Note to self. Or one of one's selves. Skittles can be neutralised by being reminded she is a great oak tree. By the way, Ms Martinet continues to be rather impressive. Must discover her first name...

Dracomir mentally shrugged off such thoughts, turning suavely to the Lady Spymaster.

"I would not normally deign to speak with a mere mudblood King of Mordor, madam, but since our acquaintance stretches back some considerable distance," he smirked slightly, "I will assist, if not exactly willingly, without reluctance. Mother always says that my persuasive skills are without peer."

The Lord Malfoidacil stretched slightly, yawning at an impressive volume without sacrificing any of his style. "The King of Morder should be absolutely nothing.
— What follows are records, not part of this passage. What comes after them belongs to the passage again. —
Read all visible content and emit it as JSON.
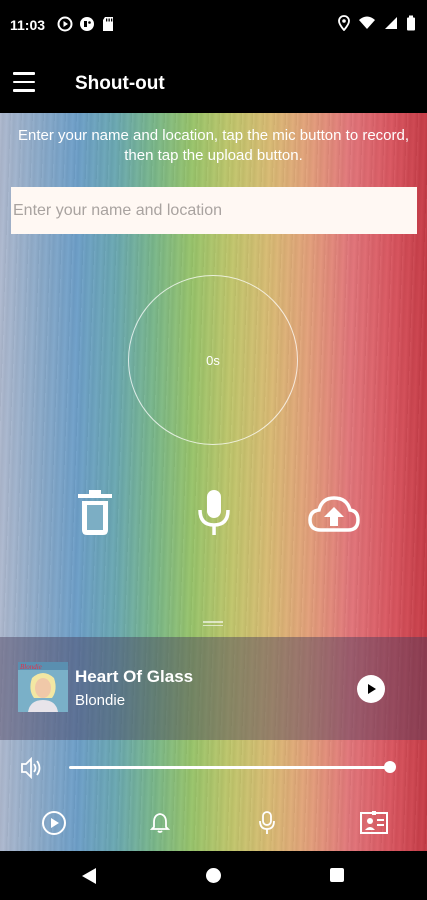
{
  "status_bar": {
    "time": "11:03",
    "left_icons": [
      "media-play-icon",
      "game-icon",
      "sd-card-icon"
    ],
    "right_icons": [
      "location-icon",
      "wifi-icon",
      "cellular-signal-icon",
      "battery-icon"
    ]
  },
  "app_bar": {
    "title": "Shout-out",
    "menu_icon": "hamburger-menu-icon"
  },
  "main": {
    "instructions": "Enter your name and location, tap the mic button to record, then tap the upload button.",
    "name_input": {
      "placeholder": "Enter your name and location",
      "value": ""
    },
    "timer": "0s",
    "controls": [
      "delete-icon",
      "microphone-icon",
      "cloud-upload-icon"
    ]
  },
  "now_playing": {
    "title": "Heart Of Glass",
    "artist": "Blondie",
    "album_art_text": "Blondie",
    "play_icon": "play-icon"
  },
  "volume": {
    "icon": "volume-icon",
    "level_percent": 100
  },
  "bottom_tabs": [
    "play-circle-icon",
    "bell-icon",
    "microphone-icon",
    "contact-card-icon"
  ],
  "colors": {
    "accent": "#ffffff",
    "input_background": "#fff8f3",
    "bar_background": "#000000"
  }
}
It pains me to say it, but I have had much experience with drunken oafs and mudbloods," he draaawwwled.

And it was true. A certain gamekeeper came to mind. But at this point they were interrupted, not by a Giant, but by a Dwarf-Smilog, who had hitherto remained sourly aloof from proceedings. He had too plebeian and rustic an accent for Dracomir to bother listening to whatever he was saying, so he watched the stunted fellow's beard moving up and down. He was interested to see whether it was free-flowing or stiffened with some kind of salt. Or, whatever. Actually it was really amusing.

"Grrrurrrph, Dwarves grrrk grrrn rrrk persurrrarsirrve," the Dwarf insisted, before coughing loudly. The Lord Malfoidacil brightened up. Perhaps this mission was going to be rather entertaining after all.